Neighbors objected to the scope and details of what was planned on the site and an adjacent 10 acres bordering the Maine Turnpike. In all, the 55 acres could become a subdivision with 98 single-family homes and as many as 25 connected townhomes on the 1714 Westbrook St. site. Developers will also set aside 24 acres of land as open space with public access.
There are already enough objections on file to block the zoning change, which was approved by councilors July 24 by a 5-4 vote.
Davis, whose home abuts Camelot Farm, is also one of the plaintiffs in a lawsuit against the city in Cumberland County Superior Court seeking to overturn zoning changes at 1714 Westbrook St.
“I am rezoned, too,” she said. “I don’t want to be rezoned.”
Joining Sanborn at OnePortland is Jess Knox, who helped lead the successful opposition to a 2015 zoning referendum that would have limited the size and scope of development at the former Portland Co. complex at 58 Fore St. as an attempt to preserve scenic vistas in the city.
OnePortland is also getting consulting help from Bernstein Shur attorney David Farmer, who said Oct. 13 the premise of the referendum is flawed.
“Just become someone does not like the outcome of the process does not mean they weren’t heard,” Farmer said.
Farmer and Sanborn said the city planning process may need some fixing, but it won’t occur as a result of the referendum.
“This will not increase participation in the process, it will greatly diminish it,” Sanborn said. “It puts an incredible amount of power within the hands of a very few people.”
Davis said she arrived at the 500-foot and registered-voter requirements because both are easy to track by city staff, and petitions submitted to the city require signatures from registered voters.
The 1,000-foot radius to gather signatures to overturn objections was chosen because it would not make the process too difficult for developers, she said.
Davis said she expects objections to zoning changes would actually be heard after they are recommended to the City Council by the Planning Board.
“The way it really works is, the Planning Board process goes through as it does now, with whatever citizen process there is now,” Davis said.
Sanborn noted the zoning changes on West Commercial Street have an estimated economic impact of 950 jobs and $171 million in the economy of the city’s working waterfront.
“If you live 1,200 feet away, neighbors living closer can block the project that could be good for the state and city of Portland,” she said.
At an Oct. 19 OnePortland press conference, Avesta Housing President and CEO Dana Totman said passing Question 2 could also prevent the development of affordable housing. He said a zoning change needed on Bishop Street to construct Huston Commons could have been blocked by only eight signatures.
Wheaton said that was an anomaly in how passage would affect the city.
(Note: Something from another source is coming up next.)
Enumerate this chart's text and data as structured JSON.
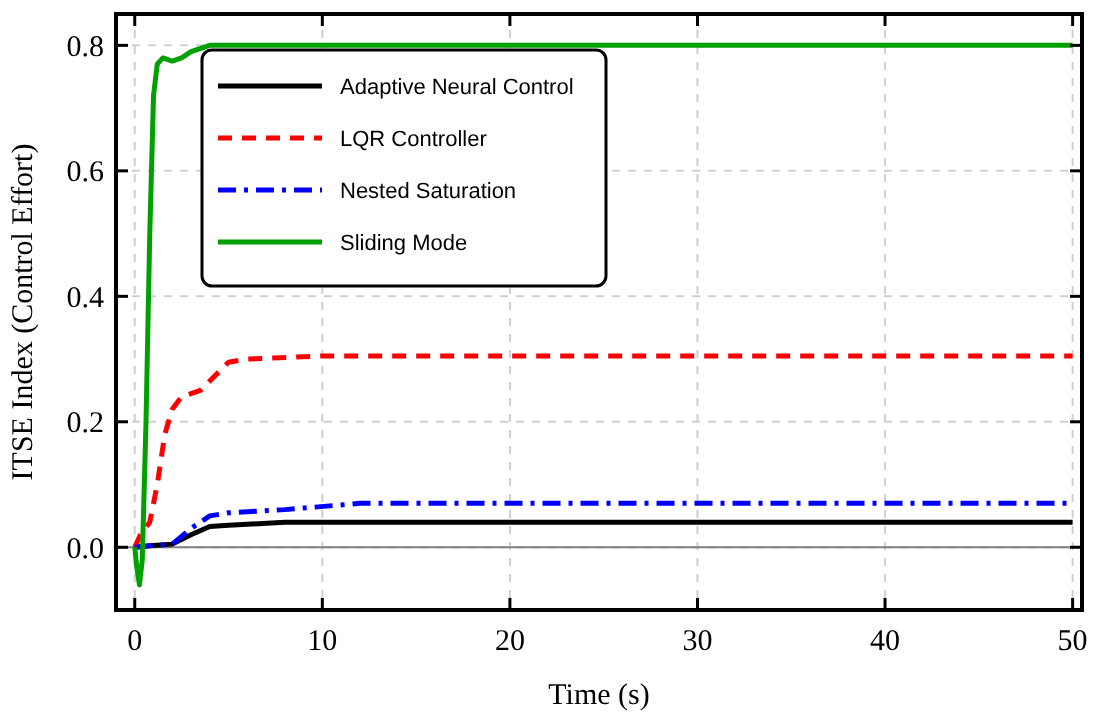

“We designed the referendum and ran some samples, and did not find areas where it was particularly onerous,” she said.
Westbrook Street resident Mary Davis wrote the text of Portland Question 2 because she believed the rezoning process at Camelot Farm excluded her neighborhood’s input and objections.
State Rep. Heather Sanborn, D-Portland, said she felt personally compelled to fight Question 2 because of its harm to the democratic process.